Correio #1.









De: Bianca Mendes, Terra.      
Para:  Minha vó, Céu.







Ô, vó, esses dias tenho sentido aquela coisa boa, lembra? Que você dizia que era abraço de anjo por eu ter feito uma boa ação. Não tenho feito boas ações, por isso não sei se é bem a mesma coisa, mas me lembra o natal e me lembra quando a gente lavava a casa toda pra esperar os tios que vinham de fora e me vem um cheiro de bolo de milho e suco de capim. Quem hoje acredita que a gente fez suco de capim, né? Nesse dia eu aprendi que o mundo é meu quintal, e que eu posso experimentar. E em outros dias aprendi a ser horizonte, me espalhando toda até onde desse a vista.
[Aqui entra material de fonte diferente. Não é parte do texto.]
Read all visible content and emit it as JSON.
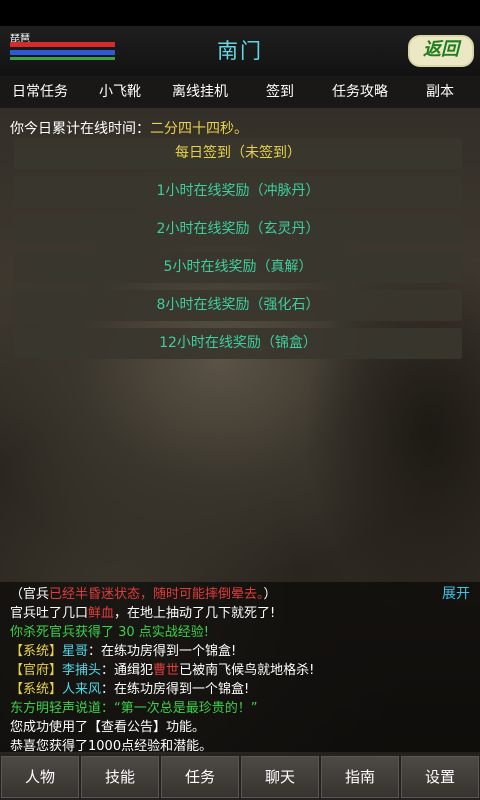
{
  "header": {
    "player_name": "琵琶",
    "title": "南门",
    "back_label": "返回"
  },
  "tabs": [
    "日常任务",
    "小飞靴",
    "离线挂机",
    "签到",
    "任务攻略",
    "副本"
  ],
  "online": {
    "label": "你今日累计在线时间：",
    "value": "二分四十四秒。"
  },
  "buttons": [
    "每日签到（未签到）",
    "1小时在线奖励（冲脉丹）",
    "2小时在线奖励（玄灵丹）",
    "5小时在线奖励（真解）",
    "8小时在线奖励（强化石）",
    "12小时在线奖励（锦盒）"
  ],
  "chat": {
    "expand_label": "展开",
    "line1": {
      "a": "（官兵",
      "b": "已经半昏迷状态，随时可能摔倒晕去。",
      "c": "）"
    },
    "line2": {
      "a": "官兵吐了几口",
      "b": "鲜血",
      "c": "，在地上抽动了几下就死了!"
    },
    "line3": "你杀死官兵获得了 30 点实战经验!",
    "line4": {
      "a": "【系统】",
      "b": "星哥",
      "c": "：在练功房得到一个锦盒!"
    },
    "line5": {
      "a": "【官府】",
      "b": "李捕头",
      "c": "：通缉犯",
      "d": "曹世",
      "e": "已被南飞候鸟就地格杀!"
    },
    "line6": {
      "a": "【系统】",
      "b": "人来风",
      "c": "：在练功房得到一个锦盒!"
    },
    "line7": "东方明轻声说道：“第一次总是最珍贵的！”",
    "line8": "您成功使用了【查看公告】功能。",
    "line9": "恭喜您获得了1000点经验和潜能。"
  },
  "bottom_nav": [
    "人物",
    "技能",
    "任务",
    "聊天",
    "指南",
    "设置"
  ]
}
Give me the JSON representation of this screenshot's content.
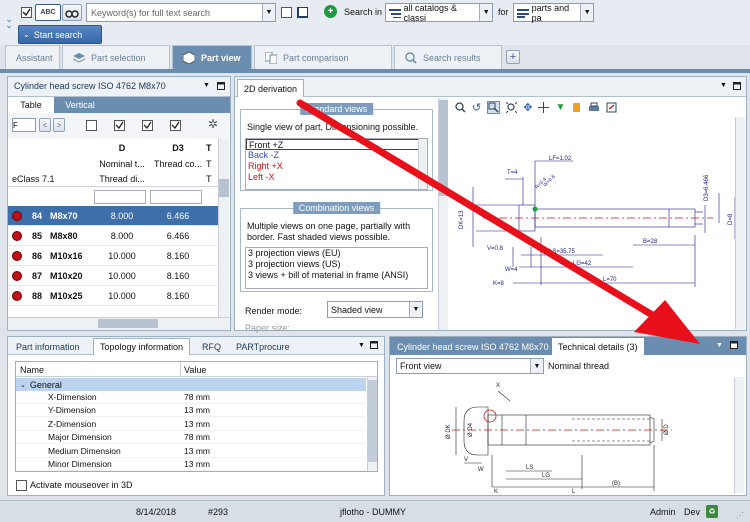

Só que muitas vezes tenho medo e encolho e faço tudo ao contrário do que você me ensinou. Mas, ó, agora estou fazendo bolo de milho. E pra essa tarefa eu segui a receita. É que eu tenho sentido saudade, vó. Da rua que era nossa e a gente fechava pra fazer festa de São João e onde a gente plantava flores porque o canteiro em frente era uma extensão da nossa casa. Nossa quota-parte de reforma agrária. E tio Nelson? Tem o visto por aí? Se o vir, diga que Lobinho cresceu e tem dois filhos. Eu não tenho nenhum, mas aprendi a fazer bonecas. Duda passou no vestibular pra psicologia, só que não vai cursar porque pra ele o passar já valeu o diploma. Rosa ainda está por aqui, entretanto Dona João também se foi. O bolo está pronto. Ê, que saudade é um bicho troncho, mas fica uma delicia quando assada no forno com açúcar e canela por cima. Vou pôr a mesa e comer sozinha porque tem coisas, vó, uns egoísmos, que não dá pra partilhar com mais ninguém.

Um beijo.

2 comentários:

Paulo Vitor Cruz, ele mesmo disse...

tem coisas que não dá partilhar, mas tem coisas que tem. a sua literatura é uma delas.

*que o seu dia hoje seja especial...

besos.

Capa Rota disse...

A minha avó Céu faz doce de tomate enquanto lhe conto as novidades. Responde-me em sabor, abraça-me em cheiro e, nesses momentos, a saudade encolhe um bocadinho.
Obrigada pela partilha!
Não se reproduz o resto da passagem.